Designing, implementing, and affording such strategies will be a challenge. Ensuring essential recovery and rebuilding resources for all schools and students across 850 districts at a time when budgets at every level are battered will be near-impossible, absent careful thought and effort. Similar to how there has been a need for strong state leadership and coordination during this time of immediate crisis, we will need an equally strong state presence during this time of rebuilding and recovery.

Given this, here are some considerations we may all want to keep in mind as we look ahead to the recovery phase of this situation:

  • Take a long view. It will not be a simple or quick matter to address the social-emotional or academic fallout of this pandemic. As a state, we must come together to understand what students and school communities will need to get back on track and commit ourselves to meeting those needs over time. Critically, we should keep in mind that recovery and rebuilding cannot be done quickly or in a rush but may take years. We should prepare and execute long term strategies, not short-term fixes.

  • Recognize that this crisis both reveals and exacerbates deep and longstanding inequities. While all children and families are being profoundly affected by this crisis and by school closures, it is important to acknowledge that the impact will almost certainly have an inequitable impact. Everything from the availability of technology in different homes and districts to the ability of working parents to oversee home schooling and the level of additional resources available to address a wide range of needs will almost inevitably be impacted by race, disability status, and poverty. Accordingly, any recovery strategy must ensure that all students get the supplementary supports they need so that these disparities do not stand or widen. While we could let 850 individual districts chart their own path on this, there is clearly a role for the state to ensure our most impacted students receive the supports they so desperately need.

  • Use all available resources creatively and strategically to ensure an equitable, statewide recovery. While it is tempting to spend all available dollars in the here and now, the reality is that we have significant needs still to come and deeply uncertain financial circumstances ahead.  One way or another, we must commit to providing the recovery supports we know will be needed and do so equitably across the state. And, we may need to join forces with other states to push the federal government for additional resources to address what will be significant common needs across the country.

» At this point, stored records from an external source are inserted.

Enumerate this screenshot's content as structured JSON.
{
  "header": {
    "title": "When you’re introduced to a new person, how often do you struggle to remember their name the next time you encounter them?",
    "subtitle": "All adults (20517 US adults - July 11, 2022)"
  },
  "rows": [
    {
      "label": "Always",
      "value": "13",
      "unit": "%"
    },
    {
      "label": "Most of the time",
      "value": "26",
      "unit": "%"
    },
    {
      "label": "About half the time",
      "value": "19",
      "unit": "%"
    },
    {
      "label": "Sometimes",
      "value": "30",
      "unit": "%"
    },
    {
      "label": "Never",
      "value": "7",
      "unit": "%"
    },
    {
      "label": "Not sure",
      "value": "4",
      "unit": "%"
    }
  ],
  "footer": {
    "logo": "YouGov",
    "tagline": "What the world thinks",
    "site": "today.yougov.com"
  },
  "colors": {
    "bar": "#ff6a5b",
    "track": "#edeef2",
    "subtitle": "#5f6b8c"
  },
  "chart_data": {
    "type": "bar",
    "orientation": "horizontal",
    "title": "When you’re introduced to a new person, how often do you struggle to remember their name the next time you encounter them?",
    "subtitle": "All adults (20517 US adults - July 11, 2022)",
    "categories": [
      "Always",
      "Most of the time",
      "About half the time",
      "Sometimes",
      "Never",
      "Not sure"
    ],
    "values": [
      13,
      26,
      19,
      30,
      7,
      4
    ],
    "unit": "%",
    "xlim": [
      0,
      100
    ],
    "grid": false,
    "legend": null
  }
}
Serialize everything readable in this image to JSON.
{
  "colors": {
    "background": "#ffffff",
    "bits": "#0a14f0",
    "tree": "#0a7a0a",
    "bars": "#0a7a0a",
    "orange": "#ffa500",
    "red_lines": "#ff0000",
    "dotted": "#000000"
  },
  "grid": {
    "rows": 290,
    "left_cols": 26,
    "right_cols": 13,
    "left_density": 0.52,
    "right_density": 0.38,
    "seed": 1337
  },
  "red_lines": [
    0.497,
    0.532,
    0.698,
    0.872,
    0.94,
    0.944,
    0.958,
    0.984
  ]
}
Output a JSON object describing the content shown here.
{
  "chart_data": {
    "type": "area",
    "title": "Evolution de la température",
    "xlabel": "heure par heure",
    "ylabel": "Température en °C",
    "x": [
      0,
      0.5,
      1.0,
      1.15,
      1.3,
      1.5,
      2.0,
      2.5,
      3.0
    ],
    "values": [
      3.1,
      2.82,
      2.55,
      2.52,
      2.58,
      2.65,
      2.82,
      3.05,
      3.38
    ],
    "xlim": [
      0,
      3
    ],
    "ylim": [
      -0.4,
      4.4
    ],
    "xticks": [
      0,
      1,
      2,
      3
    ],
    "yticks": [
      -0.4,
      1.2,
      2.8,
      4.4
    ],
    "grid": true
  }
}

  • Prioritize putting another $350 million into the school funding formula as planned. We recognize this represents a significant challenge generally, let alone in the current economic climate. But there is quite literally no better way to ensure that badly needed dollars get to the districts with students who need help the most. Difficult as it may be, now is not the time to back away from investing in Evidence-Based Funding as planned.

  • Support educators as they adjust to new learning strategies and face an uncertain few years. The urgent need for well-trained, diverse educators, social workers, and counselors just got more intense. Our students are going to need this expertise to recover and rebuild. And, teachers will need additional mentoring and professional development to adjust effectively to remote learning that may become a more common element of schooling and to diagnose and address student academic and emotional needs that may vary greatly even within classrooms. This is especially true for the roughly 6,000 new teachers who will come into classrooms without myriad traditional elements of preparation, including student teaching experiences. Using state and/or flexible federal stimulus dollars to invest in some targeted strategies to provide relevant mentoring and training can help ensure students’ adult lives are not defined by this pandemic.

The educational recovery from COVID-19 will not be a sprint to a finish line. It will be a marathon: a relay marathon with multiple partners passing the baton to each other and leveraging every ounce of fortitude, creativity, and caring we can muster on behalf of our children. Their future – and more broadly our state’s future – depends on what we do now. Let’s get to work.